I did a lot of Playing with ECN2 films many years ago, and I also occasionally shoot my home movies on 16mm colour neg, and have them "workprinted" by a small lab in Toronto.
The movie Negative is lower in contrast and saturation than film intended to make still camera prints. The old traditional process had the Camera Negative printed to a master positive (lab film) then to several Printing Negatives, and finaly to the release print. Anyone who has copied slides knows that you tend to pick up contrast at each stage so they start with a lower contrast original to make it easier to control.
Most films these days use the Digital Intermediate process where the negative is scanned and a new negative is made to print from after the film is edited in the computer. Both Kodak and Fuji make a special stock for this.

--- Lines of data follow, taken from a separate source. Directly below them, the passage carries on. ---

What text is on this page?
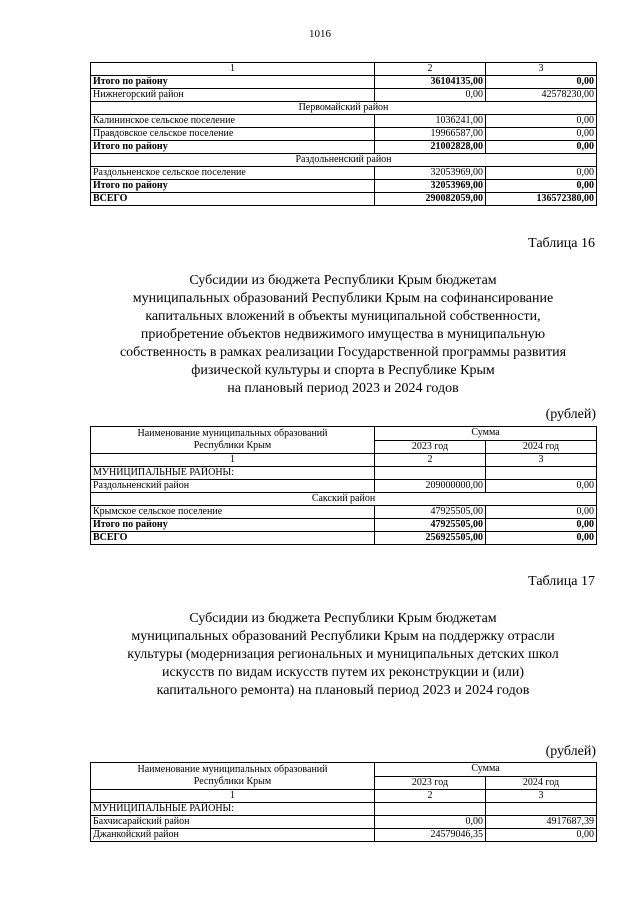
1016
1	2	3
Итого по району	36104135,00	0,00
Нижнегорский район	0,00	42578230,00
Первомайский район		
Калининское сельское поселение	1036241,00	0,00
Правдовское сельское поселение	19966587,00	0,00
Итого по району	21002828,00	0,00
Раздольненский район		
Раздольненское сельское поселение	32053969,00	0,00
Итого по району	32053969,00	0,00
ВСЕГО	290082059,00	136572380,00
Таблица 16
Субсидии из бюджета Республики Крым бюджетам
муниципальных образований Республики Крым на софинансирование
капитальных вложений в объекты муниципальной собственности,
приобретение объектов недвижимого имущества в муниципальную
собственность в рамках реализации Государственной программы развития
физической культуры и спорта в Республике Крым
на плановый период 2023 и 2024 годов
(рублей)
Наименование муниципальных образований
Республики Крым	Сумма	
	2023 год	2024 год
1	2	3
МУНИЦИПАЛЬНЫЕ РАЙОНЫ:		
Раздольненский район	209000000,00	0,00
Сакский район		
Крымское сельское поселение	47925505,00	0,00
Итого по району	47925505,00	0,00
ВСЕГО	256925505,00	0,00
Таблица 17
Субсидии из бюджета Республики Крым бюджетам
муниципальных образований Республики Крым на поддержку отрасли
культуры (модернизация региональных и муниципальных детских школ
искусств по видам искусств путем их реконструкции и (или)
капитального ремонта) на плановый период 2023 и 2024 годов
(рублей)
Наименование муниципальных образований
Республики Крым	Сумма	
	2023 год	2024 год
1	2	3
МУНИЦИПАЛЬНЫЕ РАЙОНЫ:		
Бахчисарайский район	0,00	4917687,39
Джанкойский район	24579046,35	0,00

Most of teh current NEGATIVE stocks have the rem-jet. both Fuji and Kodak. when agfa made negative stocks they also used it. In a motion Picture processor, (or a Kodachrome machine) it is removed as the first step. You can leave it for home processing although you have to filter any solution you want to re-use and be careful to not get it on the emulsion side of the film.
Current print stocks have gotten away from the rem-jet as that eliminates a wash step, and water is hard to come by in Southern California where many film labs are located. for the same reason soundtracks are now Cyan, and every theater had to switch to newer sound heads that use a red laser or LED light source. The newer Digital tracks are also cyan.
All Kodak film production is now under entertainment imaging _ which changed its name again last time I heard. (the the Cash Cow division?) this is why they can afford to do things like use Vision Technology in the Ektar film.
AGFA still makes 35mm Movie PRINT film and sells it in some markets, the last time this topic came up on Cinematography.com The Asian Market was mentioned. As the figures earlier in the thread attest, even a small market of Motion Picture prints is a lot of square feet. The Print stock is all Polyester.
Kodak does say on there web site refering to their scrap motion Picture print division "Several million pounds of film are destroyed and recycled annually." Most Theatre prints are scrapped soon after the film leaves the theatres.